One issue with Levison’s decision to shutter Lavabit was that he did so without notifying his users, and they were therefore unable to retrieve their own data and contacts, but Levison says he has reinstated the service for a 72-hour window in which his former users can get back in and grab what they need. The window is open now and will remain open until Thursday, October 17th at 7pm Central.

NSA whistleblower Edward Snowden
NSA whistleblower Edward Snowden (Credit: The Guardian)

Levison has also now been able to share details of what happened to make him feel the need to blow up Lavabit in the first place.

“During an investigation into several Lavabit user accounts, the federal government demanded both unfettered access to all user communications and a copy of the Lavabit encryption keys used to secure web, instant message and email traffic,” wrote Levison.
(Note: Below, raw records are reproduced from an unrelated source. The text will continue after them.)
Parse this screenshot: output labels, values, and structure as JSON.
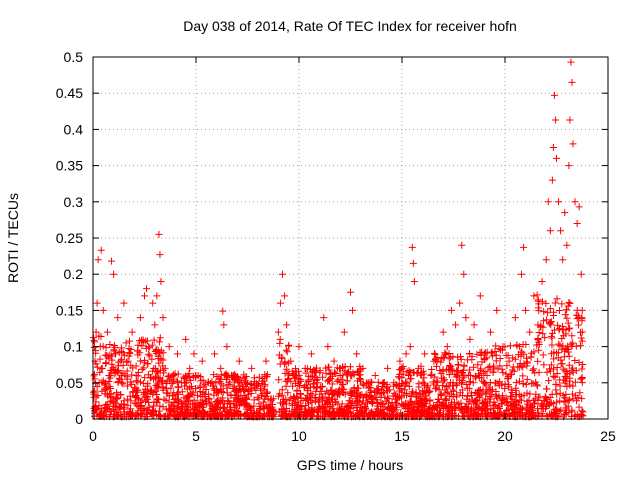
{
  "chart_data": {
    "type": "scatter",
    "title": "Day 038 of 2014, Rate Of TEC Index for receiver hofn",
    "xlabel": "GPS time / hours",
    "ylabel": "ROTI / TECUs",
    "xlim": [
      0,
      25
    ],
    "ylim": [
      0,
      0.5
    ],
    "x_ticks": [
      "0",
      "5",
      "10",
      "15",
      "20",
      "25"
    ],
    "y_ticks": [
      "0",
      "0.05",
      "0.1",
      "0.15",
      "0.2",
      "0.25",
      "0.3",
      "0.35",
      "0.4",
      "0.45",
      "0.5"
    ],
    "grid": true,
    "marker": "+",
    "color": "#ff0000",
    "series": [
      {
        "points": [
          [
            0.05,
            0.03
          ],
          [
            0.1,
            0.08
          ],
          [
            0.15,
            0.12
          ],
          [
            0.2,
            0.16
          ],
          [
            0.25,
            0.22
          ],
          [
            0.3,
            0.05
          ],
          [
            0.35,
            0.1
          ],
          [
            0.4,
            0.233
          ],
          [
            0.45,
            0.07
          ],
          [
            0.5,
            0.15
          ],
          [
            0.6,
            0.04
          ],
          [
            0.7,
            0.12
          ],
          [
            0.8,
            0.06
          ],
          [
            0.9,
            0.218
          ],
          [
            1.0,
            0.2
          ],
          [
            1.1,
            0.09
          ],
          [
            1.2,
            0.14
          ],
          [
            1.4,
            0.05
          ],
          [
            1.5,
            0.16
          ],
          [
            1.7,
            0.08
          ],
          [
            1.9,
            0.12
          ],
          [
            2.1,
            0.06
          ],
          [
            2.3,
            0.14
          ],
          [
            2.5,
            0.17
          ],
          [
            2.6,
            0.18
          ],
          [
            2.7,
            0.1
          ],
          [
            2.9,
            0.16
          ],
          [
            3.0,
            0.13
          ],
          [
            3.1,
            0.17
          ],
          [
            3.2,
            0.255
          ],
          [
            3.25,
            0.227
          ],
          [
            3.3,
            0.19
          ],
          [
            3.4,
            0.14
          ],
          [
            3.5,
            0.07
          ],
          [
            3.7,
            0.1
          ],
          [
            3.9,
            0.06
          ],
          [
            4.1,
            0.09
          ],
          [
            4.3,
            0.05
          ],
          [
            4.5,
            0.11
          ],
          [
            4.7,
            0.07
          ],
          [
            4.9,
            0.09
          ],
          [
            5.1,
            0.06
          ],
          [
            5.3,
            0.08
          ],
          [
            5.6,
            0.05
          ],
          [
            5.9,
            0.09
          ],
          [
            6.2,
            0.07
          ],
          [
            6.3,
            0.149
          ],
          [
            6.35,
            0.13
          ],
          [
            6.5,
            0.1
          ],
          [
            6.8,
            0.06
          ],
          [
            7.1,
            0.08
          ],
          [
            7.4,
            0.05
          ],
          [
            7.7,
            0.07
          ],
          [
            8.0,
            0.03
          ],
          [
            8.3,
            0.04
          ],
          [
            8.4,
            0.08
          ],
          [
            8.6,
            0.02
          ],
          [
            9.0,
            0.12
          ],
          [
            9.1,
            0.16
          ],
          [
            9.2,
            0.2
          ],
          [
            9.3,
            0.17
          ],
          [
            9.4,
            0.13
          ],
          [
            9.6,
            0.08
          ],
          [
            9.8,
            0.06
          ],
          [
            10.0,
            0.1
          ],
          [
            10.3,
            0.07
          ],
          [
            10.6,
            0.09
          ],
          [
            10.9,
            0.05
          ],
          [
            11.2,
            0.14
          ],
          [
            11.4,
            0.1
          ],
          [
            11.7,
            0.08
          ],
          [
            12.0,
            0.06
          ],
          [
            12.2,
            0.12
          ],
          [
            12.5,
            0.175
          ],
          [
            12.6,
            0.15
          ],
          [
            12.8,
            0.09
          ],
          [
            13.1,
            0.07
          ],
          [
            13.4,
            0.05
          ],
          [
            13.7,
            0.06
          ],
          [
            14.0,
            0.04
          ],
          [
            14.3,
            0.07
          ],
          [
            14.6,
            0.05
          ],
          [
            14.9,
            0.08
          ],
          [
            15.2,
            0.09
          ],
          [
            15.4,
            0.1
          ],
          [
            15.5,
            0.237
          ],
          [
            15.55,
            0.215
          ],
          [
            15.6,
            0.19
          ],
          [
            15.8,
            0.07
          ],
          [
            16.1,
            0.09
          ],
          [
            16.4,
            0.06
          ],
          [
            16.7,
            0.08
          ],
          [
            17.0,
            0.12
          ],
          [
            17.2,
            0.1
          ],
          [
            17.4,
            0.15
          ],
          [
            17.6,
            0.13
          ],
          [
            17.8,
            0.16
          ],
          [
            17.9,
            0.24
          ],
          [
            18.0,
            0.2
          ],
          [
            18.1,
            0.14
          ],
          [
            18.3,
            0.11
          ],
          [
            18.5,
            0.13
          ],
          [
            18.8,
            0.17
          ],
          [
            19.0,
            0.09
          ],
          [
            19.3,
            0.12
          ],
          [
            19.6,
            0.15
          ],
          [
            19.9,
            0.1
          ],
          [
            20.2,
            0.08
          ],
          [
            20.5,
            0.14
          ],
          [
            20.7,
            0.1
          ],
          [
            20.8,
            0.2
          ],
          [
            20.9,
            0.237
          ],
          [
            21.0,
            0.15
          ],
          [
            21.2,
            0.12
          ],
          [
            21.4,
            0.17
          ],
          [
            21.6,
            0.13
          ],
          [
            21.8,
            0.19
          ],
          [
            22.0,
            0.22
          ],
          [
            22.1,
            0.3
          ],
          [
            22.2,
            0.26
          ],
          [
            22.3,
            0.33
          ],
          [
            22.35,
            0.375
          ],
          [
            22.4,
            0.447
          ],
          [
            22.45,
            0.413
          ],
          [
            22.5,
            0.36
          ],
          [
            22.6,
            0.3
          ],
          [
            22.7,
            0.26
          ],
          [
            22.8,
            0.22
          ],
          [
            22.9,
            0.285
          ],
          [
            23.0,
            0.24
          ],
          [
            23.1,
            0.35
          ],
          [
            23.15,
            0.413
          ],
          [
            23.2,
            0.493
          ],
          [
            23.25,
            0.465
          ],
          [
            23.3,
            0.38
          ],
          [
            23.4,
            0.3
          ],
          [
            23.5,
            0.27
          ],
          [
            23.6,
            0.293
          ],
          [
            23.7,
            0.2
          ],
          [
            23.75,
            0.15
          ]
        ]
      }
    ]
  }
}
A judge was about to send out a $5,000 per day contempt of court fine to Lavabit to force Levison to cough up encryption keys, so he took the nuclear option.

Lavabit secure email service 72-hour data retrieval window

He also noted that not only would the government be able to see passwords, financial information, and messages, it would have been able to track users’ IP addresses, as well. The Lavabit situation seems a bit sensational, but there certainly appears to be a lot of truth here as well. Levison is indeed in a legal fight, and if the NSA suspects that Snowden emails are stashed in Lavabit somewhere, surely they’ll pull out all the stops to dig them up.